His path to playing his meatiest soap role to date began a few months ago. “My agent called and said that [Casting Director] Mark Teschner was thinking about me for a role, and he wanted my permission to tell Mark, ‘Yes, please consider him.’ He didn’t know if I would want to do a daytime drama, but of course I said, ‘Of course I would! Why not?’ I actually forgot about it because a couple of months passed, but finally they said, ‘Could you come in and read with the actor, Donnell [Turner, Curtis]?’ for chemistry and all that. I said yes and came in and then I was told I had the role.”

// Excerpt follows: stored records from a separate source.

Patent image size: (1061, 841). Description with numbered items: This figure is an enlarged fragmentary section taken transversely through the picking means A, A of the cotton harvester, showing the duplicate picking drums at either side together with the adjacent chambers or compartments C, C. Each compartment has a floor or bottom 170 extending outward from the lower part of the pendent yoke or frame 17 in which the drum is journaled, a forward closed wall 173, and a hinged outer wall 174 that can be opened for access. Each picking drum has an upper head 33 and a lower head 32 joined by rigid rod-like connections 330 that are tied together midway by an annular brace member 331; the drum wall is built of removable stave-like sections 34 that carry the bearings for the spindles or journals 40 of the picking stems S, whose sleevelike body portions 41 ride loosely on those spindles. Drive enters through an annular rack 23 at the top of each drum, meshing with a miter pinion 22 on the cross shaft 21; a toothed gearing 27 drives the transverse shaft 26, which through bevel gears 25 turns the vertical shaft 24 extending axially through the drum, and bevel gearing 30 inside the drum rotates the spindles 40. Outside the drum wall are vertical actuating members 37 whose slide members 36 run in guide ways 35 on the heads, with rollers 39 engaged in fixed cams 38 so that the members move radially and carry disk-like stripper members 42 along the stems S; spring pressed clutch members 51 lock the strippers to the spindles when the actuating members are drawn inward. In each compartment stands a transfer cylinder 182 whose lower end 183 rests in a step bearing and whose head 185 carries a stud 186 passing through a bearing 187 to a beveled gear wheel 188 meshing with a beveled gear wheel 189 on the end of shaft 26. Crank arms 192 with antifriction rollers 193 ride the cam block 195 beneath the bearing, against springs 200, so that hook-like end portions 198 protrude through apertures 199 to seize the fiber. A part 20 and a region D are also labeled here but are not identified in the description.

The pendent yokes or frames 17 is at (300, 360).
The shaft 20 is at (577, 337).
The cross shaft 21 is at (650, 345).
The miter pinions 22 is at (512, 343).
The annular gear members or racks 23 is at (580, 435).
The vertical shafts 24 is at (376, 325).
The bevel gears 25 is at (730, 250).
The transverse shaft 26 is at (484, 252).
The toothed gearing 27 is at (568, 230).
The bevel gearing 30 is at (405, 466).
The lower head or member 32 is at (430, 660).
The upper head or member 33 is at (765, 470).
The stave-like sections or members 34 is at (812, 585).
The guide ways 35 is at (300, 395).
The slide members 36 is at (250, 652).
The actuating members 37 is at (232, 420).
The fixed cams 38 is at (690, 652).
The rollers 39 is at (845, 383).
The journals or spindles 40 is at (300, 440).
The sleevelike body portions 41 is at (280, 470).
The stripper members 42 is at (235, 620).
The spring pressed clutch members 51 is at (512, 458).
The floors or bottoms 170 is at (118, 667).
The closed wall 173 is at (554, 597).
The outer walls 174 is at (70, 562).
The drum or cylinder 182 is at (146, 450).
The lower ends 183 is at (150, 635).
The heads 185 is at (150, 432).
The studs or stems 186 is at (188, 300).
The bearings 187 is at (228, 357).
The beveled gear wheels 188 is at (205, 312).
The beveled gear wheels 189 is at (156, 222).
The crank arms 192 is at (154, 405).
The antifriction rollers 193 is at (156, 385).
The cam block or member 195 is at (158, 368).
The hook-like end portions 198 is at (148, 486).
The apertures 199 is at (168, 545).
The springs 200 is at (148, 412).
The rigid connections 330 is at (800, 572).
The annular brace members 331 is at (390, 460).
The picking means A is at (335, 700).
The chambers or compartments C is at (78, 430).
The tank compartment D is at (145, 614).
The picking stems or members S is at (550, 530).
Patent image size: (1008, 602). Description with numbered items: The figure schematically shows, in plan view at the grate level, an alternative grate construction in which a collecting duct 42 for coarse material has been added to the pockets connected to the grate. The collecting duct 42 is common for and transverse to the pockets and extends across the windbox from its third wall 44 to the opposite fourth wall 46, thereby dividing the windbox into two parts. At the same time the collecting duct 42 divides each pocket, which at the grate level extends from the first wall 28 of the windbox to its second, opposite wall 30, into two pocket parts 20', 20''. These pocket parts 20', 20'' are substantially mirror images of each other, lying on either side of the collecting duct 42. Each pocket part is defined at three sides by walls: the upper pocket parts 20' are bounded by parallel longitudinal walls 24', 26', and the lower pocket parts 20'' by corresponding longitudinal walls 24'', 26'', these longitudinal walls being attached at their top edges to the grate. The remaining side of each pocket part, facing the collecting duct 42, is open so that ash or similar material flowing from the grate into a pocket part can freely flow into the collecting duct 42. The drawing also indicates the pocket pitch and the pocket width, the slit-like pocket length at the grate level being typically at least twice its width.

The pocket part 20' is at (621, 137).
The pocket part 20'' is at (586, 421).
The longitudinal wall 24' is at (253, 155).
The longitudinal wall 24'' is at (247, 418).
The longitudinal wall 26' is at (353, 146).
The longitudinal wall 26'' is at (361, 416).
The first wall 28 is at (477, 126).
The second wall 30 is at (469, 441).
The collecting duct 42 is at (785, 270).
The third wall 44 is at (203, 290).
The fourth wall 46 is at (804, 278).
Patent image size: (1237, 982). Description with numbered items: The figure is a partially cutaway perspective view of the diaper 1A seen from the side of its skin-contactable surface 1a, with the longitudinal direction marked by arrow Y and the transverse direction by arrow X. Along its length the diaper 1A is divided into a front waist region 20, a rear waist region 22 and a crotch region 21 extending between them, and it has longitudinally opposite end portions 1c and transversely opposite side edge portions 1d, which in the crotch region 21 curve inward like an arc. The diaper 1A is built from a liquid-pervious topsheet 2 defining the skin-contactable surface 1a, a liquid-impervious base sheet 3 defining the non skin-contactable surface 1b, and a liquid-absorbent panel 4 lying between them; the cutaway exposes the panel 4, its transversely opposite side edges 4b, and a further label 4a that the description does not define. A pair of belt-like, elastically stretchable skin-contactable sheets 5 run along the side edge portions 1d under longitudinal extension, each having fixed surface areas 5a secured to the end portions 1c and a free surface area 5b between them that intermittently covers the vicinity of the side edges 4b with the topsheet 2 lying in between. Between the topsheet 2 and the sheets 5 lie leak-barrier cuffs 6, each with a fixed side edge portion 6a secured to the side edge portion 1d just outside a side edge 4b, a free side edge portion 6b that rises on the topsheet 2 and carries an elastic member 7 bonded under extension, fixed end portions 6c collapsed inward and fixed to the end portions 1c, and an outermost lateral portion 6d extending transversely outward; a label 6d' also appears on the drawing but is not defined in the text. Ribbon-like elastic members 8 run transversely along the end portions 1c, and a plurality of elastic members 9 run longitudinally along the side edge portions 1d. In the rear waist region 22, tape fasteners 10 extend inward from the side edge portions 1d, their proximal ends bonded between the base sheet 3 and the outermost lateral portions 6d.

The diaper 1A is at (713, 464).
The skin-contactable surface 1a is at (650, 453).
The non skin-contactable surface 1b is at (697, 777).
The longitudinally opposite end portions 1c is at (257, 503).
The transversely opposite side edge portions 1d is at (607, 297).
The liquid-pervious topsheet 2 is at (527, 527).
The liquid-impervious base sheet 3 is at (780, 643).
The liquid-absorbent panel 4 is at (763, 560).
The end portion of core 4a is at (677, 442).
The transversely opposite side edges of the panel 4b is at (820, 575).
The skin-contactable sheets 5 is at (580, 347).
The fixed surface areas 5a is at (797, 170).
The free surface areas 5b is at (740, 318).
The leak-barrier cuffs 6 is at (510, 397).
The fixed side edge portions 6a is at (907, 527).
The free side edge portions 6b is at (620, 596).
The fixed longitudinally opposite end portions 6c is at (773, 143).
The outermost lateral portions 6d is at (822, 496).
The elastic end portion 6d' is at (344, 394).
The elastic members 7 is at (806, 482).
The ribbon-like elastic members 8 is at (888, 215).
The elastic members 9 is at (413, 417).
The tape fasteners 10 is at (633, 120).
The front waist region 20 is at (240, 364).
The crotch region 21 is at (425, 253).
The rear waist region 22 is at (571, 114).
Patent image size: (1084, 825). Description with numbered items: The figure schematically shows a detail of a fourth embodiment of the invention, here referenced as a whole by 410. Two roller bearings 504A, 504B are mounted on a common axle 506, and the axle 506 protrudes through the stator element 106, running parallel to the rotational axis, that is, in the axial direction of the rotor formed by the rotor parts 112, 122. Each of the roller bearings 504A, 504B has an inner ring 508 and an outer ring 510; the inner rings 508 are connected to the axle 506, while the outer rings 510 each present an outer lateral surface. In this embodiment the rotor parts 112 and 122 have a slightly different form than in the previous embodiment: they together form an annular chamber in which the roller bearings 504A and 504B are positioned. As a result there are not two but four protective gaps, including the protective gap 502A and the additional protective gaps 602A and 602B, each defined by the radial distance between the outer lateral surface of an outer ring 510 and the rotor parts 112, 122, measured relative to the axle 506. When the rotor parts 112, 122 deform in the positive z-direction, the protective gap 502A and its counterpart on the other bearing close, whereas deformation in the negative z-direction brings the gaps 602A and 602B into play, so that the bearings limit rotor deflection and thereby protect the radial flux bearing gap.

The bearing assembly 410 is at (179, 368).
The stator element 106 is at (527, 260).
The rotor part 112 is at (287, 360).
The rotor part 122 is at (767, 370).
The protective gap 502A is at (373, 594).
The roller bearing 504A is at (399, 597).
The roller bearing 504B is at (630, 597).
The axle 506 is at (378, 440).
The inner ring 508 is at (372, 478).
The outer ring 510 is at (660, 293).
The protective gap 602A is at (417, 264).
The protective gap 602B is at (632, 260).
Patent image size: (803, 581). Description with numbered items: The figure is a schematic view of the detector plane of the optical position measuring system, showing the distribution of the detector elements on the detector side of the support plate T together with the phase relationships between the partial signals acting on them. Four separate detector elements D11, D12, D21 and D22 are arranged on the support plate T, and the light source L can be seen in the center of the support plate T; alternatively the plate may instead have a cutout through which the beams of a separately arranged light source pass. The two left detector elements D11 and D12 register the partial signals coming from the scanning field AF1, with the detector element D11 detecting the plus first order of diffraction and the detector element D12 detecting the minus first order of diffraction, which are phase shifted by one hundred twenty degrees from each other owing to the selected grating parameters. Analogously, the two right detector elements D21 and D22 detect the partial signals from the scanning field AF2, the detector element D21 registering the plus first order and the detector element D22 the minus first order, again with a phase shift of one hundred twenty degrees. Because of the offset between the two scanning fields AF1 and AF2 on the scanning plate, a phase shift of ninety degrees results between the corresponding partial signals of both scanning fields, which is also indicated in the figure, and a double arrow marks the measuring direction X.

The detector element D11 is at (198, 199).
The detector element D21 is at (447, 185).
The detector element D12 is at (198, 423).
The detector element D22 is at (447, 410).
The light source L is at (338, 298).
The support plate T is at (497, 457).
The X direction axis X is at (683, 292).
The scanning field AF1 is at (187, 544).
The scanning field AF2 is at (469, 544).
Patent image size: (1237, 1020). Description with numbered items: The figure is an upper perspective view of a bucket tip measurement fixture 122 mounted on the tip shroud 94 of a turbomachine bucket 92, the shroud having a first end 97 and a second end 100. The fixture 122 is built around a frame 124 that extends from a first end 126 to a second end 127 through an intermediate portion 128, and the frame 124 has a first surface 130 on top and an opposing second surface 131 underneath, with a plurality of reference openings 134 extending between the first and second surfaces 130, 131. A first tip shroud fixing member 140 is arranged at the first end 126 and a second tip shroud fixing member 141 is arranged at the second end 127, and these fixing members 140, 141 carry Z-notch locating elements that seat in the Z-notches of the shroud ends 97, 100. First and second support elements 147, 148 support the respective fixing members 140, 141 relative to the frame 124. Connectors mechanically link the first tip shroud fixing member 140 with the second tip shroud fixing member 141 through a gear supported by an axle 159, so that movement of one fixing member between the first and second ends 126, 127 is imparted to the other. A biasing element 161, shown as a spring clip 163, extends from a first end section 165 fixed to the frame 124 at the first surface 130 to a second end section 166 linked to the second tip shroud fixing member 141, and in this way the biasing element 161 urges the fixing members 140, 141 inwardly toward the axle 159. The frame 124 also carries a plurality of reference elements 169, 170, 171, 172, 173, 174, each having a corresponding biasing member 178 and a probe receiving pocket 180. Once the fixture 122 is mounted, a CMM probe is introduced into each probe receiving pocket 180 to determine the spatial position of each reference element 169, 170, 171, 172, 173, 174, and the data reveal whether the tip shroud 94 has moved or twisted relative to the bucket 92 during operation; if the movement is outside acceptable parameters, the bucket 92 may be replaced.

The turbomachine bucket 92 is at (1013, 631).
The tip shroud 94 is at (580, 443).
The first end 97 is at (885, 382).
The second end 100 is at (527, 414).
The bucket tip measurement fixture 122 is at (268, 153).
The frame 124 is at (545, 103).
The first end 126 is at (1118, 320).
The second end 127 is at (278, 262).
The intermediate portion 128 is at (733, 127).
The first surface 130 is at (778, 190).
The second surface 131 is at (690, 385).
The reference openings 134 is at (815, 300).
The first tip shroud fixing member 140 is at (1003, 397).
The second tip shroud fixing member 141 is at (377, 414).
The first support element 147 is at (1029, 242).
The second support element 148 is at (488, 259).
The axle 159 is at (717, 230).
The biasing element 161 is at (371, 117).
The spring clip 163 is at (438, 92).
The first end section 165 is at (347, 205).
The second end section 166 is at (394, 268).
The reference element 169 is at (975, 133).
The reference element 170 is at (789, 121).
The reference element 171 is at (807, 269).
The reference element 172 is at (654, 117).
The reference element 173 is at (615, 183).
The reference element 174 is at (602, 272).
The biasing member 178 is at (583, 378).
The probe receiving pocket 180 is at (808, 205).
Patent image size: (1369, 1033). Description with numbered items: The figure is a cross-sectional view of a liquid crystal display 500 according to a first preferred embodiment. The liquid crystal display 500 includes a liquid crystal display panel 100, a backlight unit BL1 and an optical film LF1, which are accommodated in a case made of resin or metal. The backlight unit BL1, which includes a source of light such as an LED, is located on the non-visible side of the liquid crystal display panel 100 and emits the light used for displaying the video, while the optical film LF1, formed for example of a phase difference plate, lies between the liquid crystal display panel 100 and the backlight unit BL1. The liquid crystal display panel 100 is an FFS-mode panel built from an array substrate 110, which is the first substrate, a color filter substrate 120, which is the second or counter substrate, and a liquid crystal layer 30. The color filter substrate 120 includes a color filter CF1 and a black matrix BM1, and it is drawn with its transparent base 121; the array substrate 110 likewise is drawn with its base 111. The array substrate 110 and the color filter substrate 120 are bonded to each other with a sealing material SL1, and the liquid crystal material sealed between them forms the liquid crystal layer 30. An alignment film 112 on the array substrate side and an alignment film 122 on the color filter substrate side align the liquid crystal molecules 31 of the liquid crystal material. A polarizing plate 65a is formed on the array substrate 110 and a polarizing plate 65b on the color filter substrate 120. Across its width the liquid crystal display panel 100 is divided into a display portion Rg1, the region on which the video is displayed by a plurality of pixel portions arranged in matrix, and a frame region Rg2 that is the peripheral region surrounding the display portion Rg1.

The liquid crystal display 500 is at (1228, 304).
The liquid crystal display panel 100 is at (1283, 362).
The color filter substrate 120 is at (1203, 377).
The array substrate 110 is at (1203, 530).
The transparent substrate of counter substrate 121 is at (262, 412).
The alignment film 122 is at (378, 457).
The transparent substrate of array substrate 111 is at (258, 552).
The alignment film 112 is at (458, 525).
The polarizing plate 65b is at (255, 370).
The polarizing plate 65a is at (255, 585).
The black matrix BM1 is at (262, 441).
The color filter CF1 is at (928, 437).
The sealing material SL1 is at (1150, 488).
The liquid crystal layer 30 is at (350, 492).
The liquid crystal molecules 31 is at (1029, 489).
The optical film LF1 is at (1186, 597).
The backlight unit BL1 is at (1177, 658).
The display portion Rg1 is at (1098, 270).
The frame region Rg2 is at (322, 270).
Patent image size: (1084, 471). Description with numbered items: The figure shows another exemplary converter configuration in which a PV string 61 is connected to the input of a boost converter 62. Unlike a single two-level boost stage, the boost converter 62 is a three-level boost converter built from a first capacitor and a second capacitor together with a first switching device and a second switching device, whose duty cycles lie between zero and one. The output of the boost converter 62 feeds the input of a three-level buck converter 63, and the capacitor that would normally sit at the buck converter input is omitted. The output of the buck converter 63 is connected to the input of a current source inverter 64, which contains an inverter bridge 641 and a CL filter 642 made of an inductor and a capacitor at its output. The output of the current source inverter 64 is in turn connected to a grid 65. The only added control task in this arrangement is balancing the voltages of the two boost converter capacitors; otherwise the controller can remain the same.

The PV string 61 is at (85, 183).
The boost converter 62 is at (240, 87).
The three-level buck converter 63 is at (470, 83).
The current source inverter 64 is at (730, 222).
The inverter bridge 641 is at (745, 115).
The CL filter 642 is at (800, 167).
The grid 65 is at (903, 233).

Thus far, Gossett is having a great Port Charles experience. “I’m really happy,” he says. “I’m glad I’m doing it. This phrase is overused, but it is a blessing. As an actor, I don’t have to leave town, don’t have to go to Vancouver or New York or New Orleans. I’m not in a hotel. I don’t have to get picked up in a van and taken to a musty trailer with a small bathroom. I get to wake up in my own bed, jump in my car, drive to the studio, do what I love to do, which is act, go to a really nice dressing room with a couch and a television, the bathrooms are huge and nice, and then I come home! And then in terms of script, what I’m getting to do is really cool. I’m enjoying where they are taking the character, the mystery of the character, and the collaboration in daytime television; because it moves so fast, they don’t have time to micromanage. They leave the actors alone: ‘Your job is to act this and create your character, so go for it!’ There is a certain freedom in that kind of collaboration, and I appreciate it so much.”
The pace was overwhelming at first, he admits. “Man, that first day on the set? I was like, ‘Lord have mercy, what did I get myself into?’ The speed of it was rattling. There was a learning curve, but I quickly adapted and now I’m fine. If you see me now, you’d think I’ve been on the show 20 years!”